Leeds MP Fabian Hamilton, who is Shadow Minister for the Middle East, opened his remarks with “Salaam Aleikum” and declared that he had joined the Labour Party “because I believe the human rights and justice are indivisible. They’re not for one community or country against another… we believe in people’s right to self-determination”.

Mr Hamilton, who is Jewish, said: “What I have seen of the way children are treated in the Occupied Territories brings shame on me and all of us. We have to ensure that there is a state of Palestine and the next Labour government will absolutely ensure that we recognise that state”.
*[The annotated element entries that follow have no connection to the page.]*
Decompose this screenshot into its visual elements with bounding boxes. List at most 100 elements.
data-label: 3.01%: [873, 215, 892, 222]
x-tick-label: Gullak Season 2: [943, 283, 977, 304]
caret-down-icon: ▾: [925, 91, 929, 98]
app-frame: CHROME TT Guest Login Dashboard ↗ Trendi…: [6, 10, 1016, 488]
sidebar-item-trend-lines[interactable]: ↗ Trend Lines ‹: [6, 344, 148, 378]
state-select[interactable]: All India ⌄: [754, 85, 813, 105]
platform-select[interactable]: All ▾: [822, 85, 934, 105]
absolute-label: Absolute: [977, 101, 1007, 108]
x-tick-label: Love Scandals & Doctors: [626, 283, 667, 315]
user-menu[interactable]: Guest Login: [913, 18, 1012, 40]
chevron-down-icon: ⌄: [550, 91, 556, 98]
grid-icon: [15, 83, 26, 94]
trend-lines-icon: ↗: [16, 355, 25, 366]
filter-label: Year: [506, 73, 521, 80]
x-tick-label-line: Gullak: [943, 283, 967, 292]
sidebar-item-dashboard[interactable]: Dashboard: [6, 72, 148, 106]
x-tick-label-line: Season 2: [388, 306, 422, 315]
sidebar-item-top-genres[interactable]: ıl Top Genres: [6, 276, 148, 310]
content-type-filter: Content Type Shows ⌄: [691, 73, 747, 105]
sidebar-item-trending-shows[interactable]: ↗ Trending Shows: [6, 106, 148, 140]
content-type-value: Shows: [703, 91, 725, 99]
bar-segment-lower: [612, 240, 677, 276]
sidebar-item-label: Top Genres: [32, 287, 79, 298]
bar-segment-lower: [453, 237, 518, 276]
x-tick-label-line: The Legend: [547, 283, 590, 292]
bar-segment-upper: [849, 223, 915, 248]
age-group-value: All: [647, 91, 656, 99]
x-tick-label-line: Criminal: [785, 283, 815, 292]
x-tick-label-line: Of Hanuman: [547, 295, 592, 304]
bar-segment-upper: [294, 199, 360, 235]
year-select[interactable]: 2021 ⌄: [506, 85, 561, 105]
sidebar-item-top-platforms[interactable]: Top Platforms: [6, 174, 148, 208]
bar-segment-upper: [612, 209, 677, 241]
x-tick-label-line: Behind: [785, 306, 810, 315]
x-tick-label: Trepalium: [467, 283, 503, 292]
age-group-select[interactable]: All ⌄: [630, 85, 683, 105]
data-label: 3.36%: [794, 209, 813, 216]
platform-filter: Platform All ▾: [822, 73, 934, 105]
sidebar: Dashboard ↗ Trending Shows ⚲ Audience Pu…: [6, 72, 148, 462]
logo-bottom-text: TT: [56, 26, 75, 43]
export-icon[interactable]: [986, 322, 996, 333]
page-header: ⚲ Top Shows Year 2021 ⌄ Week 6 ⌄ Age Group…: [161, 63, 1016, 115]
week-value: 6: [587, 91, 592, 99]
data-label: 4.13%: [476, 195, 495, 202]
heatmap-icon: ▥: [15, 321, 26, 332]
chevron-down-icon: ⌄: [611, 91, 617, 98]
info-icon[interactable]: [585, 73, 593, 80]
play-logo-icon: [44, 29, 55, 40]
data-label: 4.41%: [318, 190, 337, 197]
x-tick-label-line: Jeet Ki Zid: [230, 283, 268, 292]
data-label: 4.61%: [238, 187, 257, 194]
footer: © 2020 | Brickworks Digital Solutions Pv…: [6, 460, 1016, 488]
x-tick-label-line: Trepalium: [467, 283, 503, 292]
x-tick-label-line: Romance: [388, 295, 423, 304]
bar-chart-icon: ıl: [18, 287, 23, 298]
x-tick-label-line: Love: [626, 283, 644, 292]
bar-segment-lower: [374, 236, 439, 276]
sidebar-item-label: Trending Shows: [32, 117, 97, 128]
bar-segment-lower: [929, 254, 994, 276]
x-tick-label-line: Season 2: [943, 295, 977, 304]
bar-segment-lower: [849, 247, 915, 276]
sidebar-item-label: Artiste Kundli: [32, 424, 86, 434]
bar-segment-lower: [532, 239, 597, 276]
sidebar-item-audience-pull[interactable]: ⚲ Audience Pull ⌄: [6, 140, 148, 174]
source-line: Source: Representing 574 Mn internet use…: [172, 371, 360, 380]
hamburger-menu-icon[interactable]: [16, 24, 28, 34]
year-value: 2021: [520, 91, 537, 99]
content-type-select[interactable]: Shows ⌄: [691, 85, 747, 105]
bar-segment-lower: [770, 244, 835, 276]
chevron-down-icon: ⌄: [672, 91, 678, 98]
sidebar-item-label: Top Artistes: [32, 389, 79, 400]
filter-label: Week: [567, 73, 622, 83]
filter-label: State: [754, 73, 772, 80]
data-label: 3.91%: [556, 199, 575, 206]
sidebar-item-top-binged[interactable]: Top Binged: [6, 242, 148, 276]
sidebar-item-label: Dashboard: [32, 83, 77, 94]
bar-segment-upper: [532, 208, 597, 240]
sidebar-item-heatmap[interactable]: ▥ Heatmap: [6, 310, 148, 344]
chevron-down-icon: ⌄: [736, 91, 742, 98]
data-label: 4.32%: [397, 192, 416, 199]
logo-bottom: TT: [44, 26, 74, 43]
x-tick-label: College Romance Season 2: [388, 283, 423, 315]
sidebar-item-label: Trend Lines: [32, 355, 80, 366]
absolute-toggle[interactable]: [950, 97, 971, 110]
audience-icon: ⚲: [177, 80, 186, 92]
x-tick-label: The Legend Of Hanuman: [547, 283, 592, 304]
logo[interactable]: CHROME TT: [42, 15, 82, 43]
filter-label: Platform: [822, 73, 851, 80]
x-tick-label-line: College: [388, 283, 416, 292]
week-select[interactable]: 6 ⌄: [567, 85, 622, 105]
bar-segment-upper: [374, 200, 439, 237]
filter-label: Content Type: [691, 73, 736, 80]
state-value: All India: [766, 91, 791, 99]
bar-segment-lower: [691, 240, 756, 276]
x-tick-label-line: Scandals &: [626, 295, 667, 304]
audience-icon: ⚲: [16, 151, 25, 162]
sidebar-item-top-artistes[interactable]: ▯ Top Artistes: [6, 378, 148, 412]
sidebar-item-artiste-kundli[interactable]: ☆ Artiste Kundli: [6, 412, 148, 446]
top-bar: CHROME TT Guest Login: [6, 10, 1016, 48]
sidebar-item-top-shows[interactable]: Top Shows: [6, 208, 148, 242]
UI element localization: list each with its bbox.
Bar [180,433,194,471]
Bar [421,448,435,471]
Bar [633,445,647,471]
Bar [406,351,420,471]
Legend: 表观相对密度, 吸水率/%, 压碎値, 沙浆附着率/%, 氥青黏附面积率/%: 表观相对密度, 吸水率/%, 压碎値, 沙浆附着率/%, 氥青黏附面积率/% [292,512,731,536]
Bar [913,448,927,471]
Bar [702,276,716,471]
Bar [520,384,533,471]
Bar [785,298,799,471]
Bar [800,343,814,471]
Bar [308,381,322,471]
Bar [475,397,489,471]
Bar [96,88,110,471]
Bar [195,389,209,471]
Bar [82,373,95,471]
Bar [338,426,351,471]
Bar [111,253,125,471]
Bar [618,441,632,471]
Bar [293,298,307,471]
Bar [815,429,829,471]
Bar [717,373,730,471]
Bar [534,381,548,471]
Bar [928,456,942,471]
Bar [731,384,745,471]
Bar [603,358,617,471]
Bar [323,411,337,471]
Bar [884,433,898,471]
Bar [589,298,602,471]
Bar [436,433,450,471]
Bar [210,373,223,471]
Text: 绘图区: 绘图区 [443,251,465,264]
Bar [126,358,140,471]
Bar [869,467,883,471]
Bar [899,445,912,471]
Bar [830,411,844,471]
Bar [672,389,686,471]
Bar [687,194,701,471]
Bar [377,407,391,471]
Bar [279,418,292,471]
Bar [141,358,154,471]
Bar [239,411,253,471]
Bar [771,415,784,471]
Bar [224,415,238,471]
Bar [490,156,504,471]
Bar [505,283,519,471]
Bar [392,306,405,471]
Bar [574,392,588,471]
But he warned: “This is not a zero-sum game. A two-state solution will benefit enormously the people of Palestine, but it will also secure the future of the people of Israel”. He said Labour was developing a peace-building policy based on the ethical foreign policy of the late Robin Cook — “and under that policy the people of Palestine will be free”.

Hussam Zomlot, the Palestinian ambassador to the UK, who was effectively expelled by Donald Trump after he closed the Palestinian legation in Washington, gave a tub-thumping address in which he accused Israel of acting “above the law” for decades. At one point he compared the labelling of produce from settlements to paedophiles, and said that paedophiles would not be ignored, but would be banned. “Ban settlement produce”, he shouted, “ban them”.

The ambassador, calling for equality of treatment by the UK, said Britain had a choice: “Either de-recognise Israel, or recognise the state of Palestine”.

Other speakers at the event, chaired by MP Lisa Nandy,  included Labour chair Ian Lavery, standing in for party leader Jeremy Corbyn.